Effects of S-Adenosylmethionine Augmentation of Serotonin Reuptake Inhibitor Antidepressants on Cognitive Symptoms of Major Depressive Disorder

Levkovitz Y, Alpert JE, Brintz CE, et al
J Affect Disord. 2012;136(3):1174-1178.

Background: Major depressive disorder (MDD) is often accompanied by significant cognitive impairment, and there are limited interventions specific to this particular symptom. S-adenosyl methionine (SAMe), a naturally occurring molecule which serves as a major methyl-donor in human cellular metabolism, is required for the synthesis and maintenance of several neurotransmitters that have been implicated in the pathophysiology and treatment of cognitive dysfunction in MDD.

Methods: This study is a secondary analysis of a clinical trial involving the use of adjunctive SAMe for MDD. Forty-six serotonin reuptake inhibitor (SRI) non-responders with MDD enrolled in a 6-week, double-blind, randomized trial of adjunctive oral SAMe were administered the self-rated cognitive and physical symptoms questionnaire (CPFQ), a validated measure of cognitive as well as physical symptoms of MDD, before and after treatment.
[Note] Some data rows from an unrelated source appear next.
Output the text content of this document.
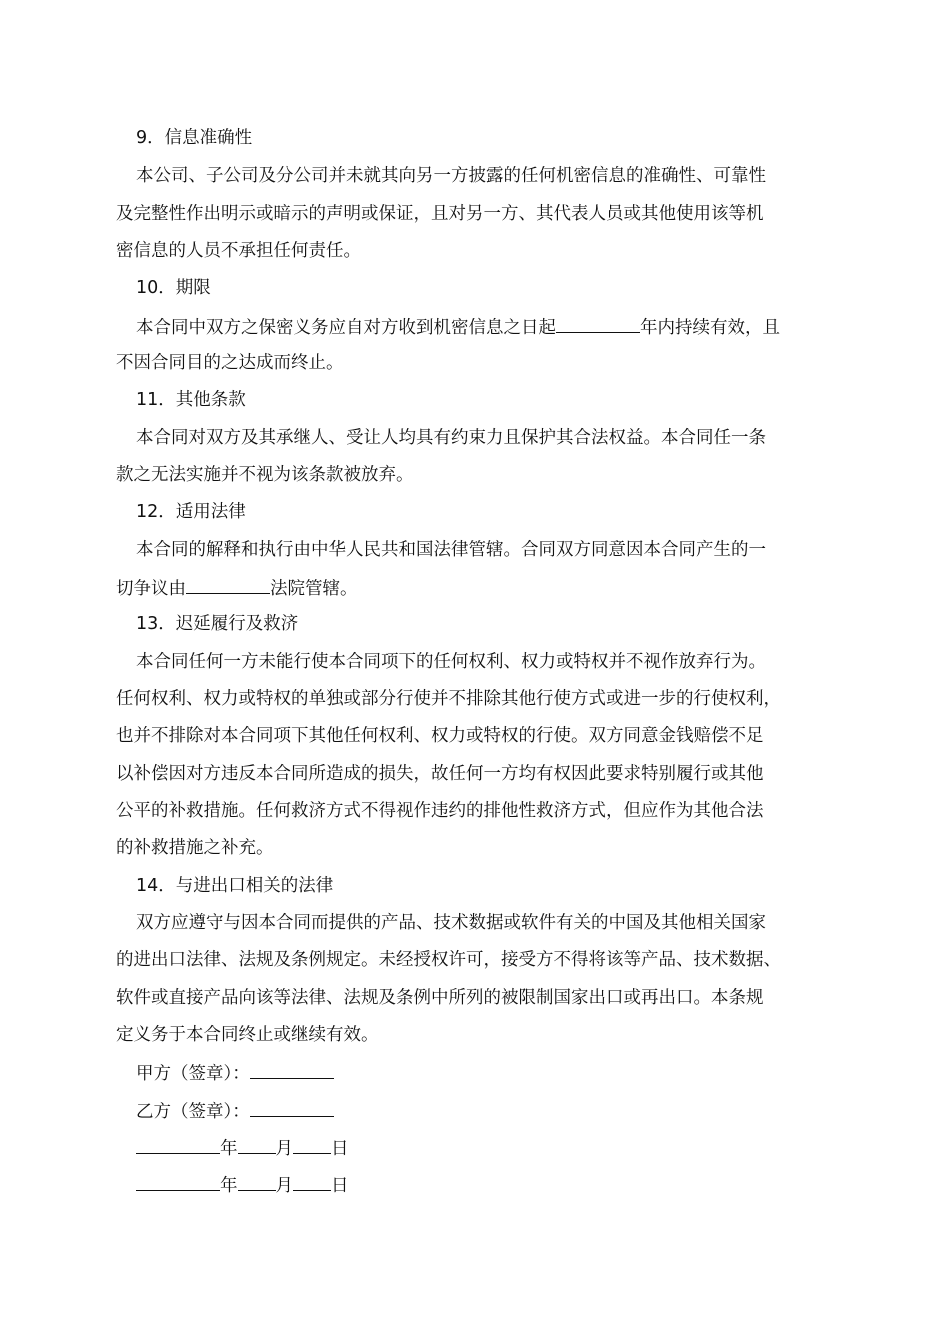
9．信息准确性
本公司、子公司及分公司并未就其向另一方披露的任何机密信息的准确性、可靠性
及完整性作出明示或暗示的声明或保证，且对另一方、其代表人员或其他使用该等机
密信息的人员不承担任何责任。
10．期限
本合同中双方之保密义务应自对方收到机密信息之日起	年内持续有效，且
不因合同目的之达成而终止。
11．其他条款
本合同对双方及其承继人、受让人均具有约束力且保护其合法权益。本合同任一条
款之无法实施并不视为该条款被放弃。
12．适用法律
本合同的解释和执行由中华人民共和国法律管辖。合同双方同意因本合同产生的一
切争议由	法院管辖。
13．迟延履行及救济
本合同任何一方未能行使本合同项下的任何权利、权力或特权并不视作放弃行为。
任何权利、权力或特权的单独或部分行使并不排除其他行使方式或进一步的行使权利，
也并不排除对本合同项下其他任何权利、权力或特权的行使。双方同意金钱赔偿不足
以补偿因对方违反本合同所造成的损失，故任何一方均有权因此要求特别履行或其他
公平的补救措施。任何救济方式不得视作违约的排他性救济方式，但应作为其他合法
的补救措施之补充。
14．与进出口相关的法律
双方应遵守与因本合同而提供的产品、技术数据或软件有关的中国及其他相关国家
的进出口法律、法规及条例规定。未经授权许可，接受方不得将该等产品、技术数据、
软件或直接产品向该等法律、法规及条例中所列的被限制国家出口或再出口。本条规
定义务于本合同终止或继续有效。
甲方（签章）：
乙方（签章）：
年 月 日
年 月 日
Results: There was a greater improvement in the ability to recall information (P=0.04) and a trend toward statistical significance for greater improvement in word-finding (P=0.09) for patients who received adjunctive SAMe than placebo. None of the remaining five items reached statistical significance.
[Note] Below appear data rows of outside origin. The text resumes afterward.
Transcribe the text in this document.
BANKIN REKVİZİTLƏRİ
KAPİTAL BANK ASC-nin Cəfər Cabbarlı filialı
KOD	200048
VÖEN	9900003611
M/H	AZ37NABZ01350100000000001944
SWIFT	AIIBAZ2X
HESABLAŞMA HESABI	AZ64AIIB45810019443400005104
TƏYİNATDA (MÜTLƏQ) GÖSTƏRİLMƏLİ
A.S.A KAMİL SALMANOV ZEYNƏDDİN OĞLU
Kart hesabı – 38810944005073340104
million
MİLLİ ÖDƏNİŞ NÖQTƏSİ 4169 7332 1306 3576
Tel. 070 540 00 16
Conclusion: These preliminary data suggest that SAMe can improve memory-related cognitive symptoms in depressed patients, and warrant replication.

Clinical Commentary
S-adenosylmethionine (SAMe) is a natural compound that is found in almost every tissue and fluid in the body. SAMe has a major role in the immune system and cell metabolism as well as involvement in the life cycles of major neurotransmitters (e.g., serotonin) which are implicated in the development of MDD. Existing data suggest that augmentation with SAMe is tolerable for MDD patients and may boost the antidepressant effect in treating these patients. The data herein present a potential utility of SAMe in the treatment of MDD-related cognitive decline without safety or tolerability issues, although more replication studies are needed to confirm such findings. In fact, cognitive impairment is common in MDD patients, especially in the geriatric population. Hence, SAMe may be another viable option for treating cognitive dysfunction in MDD patients. In addition, SAMe may be beneficial in the treatment of MDD patients with minimal cognitive impairment.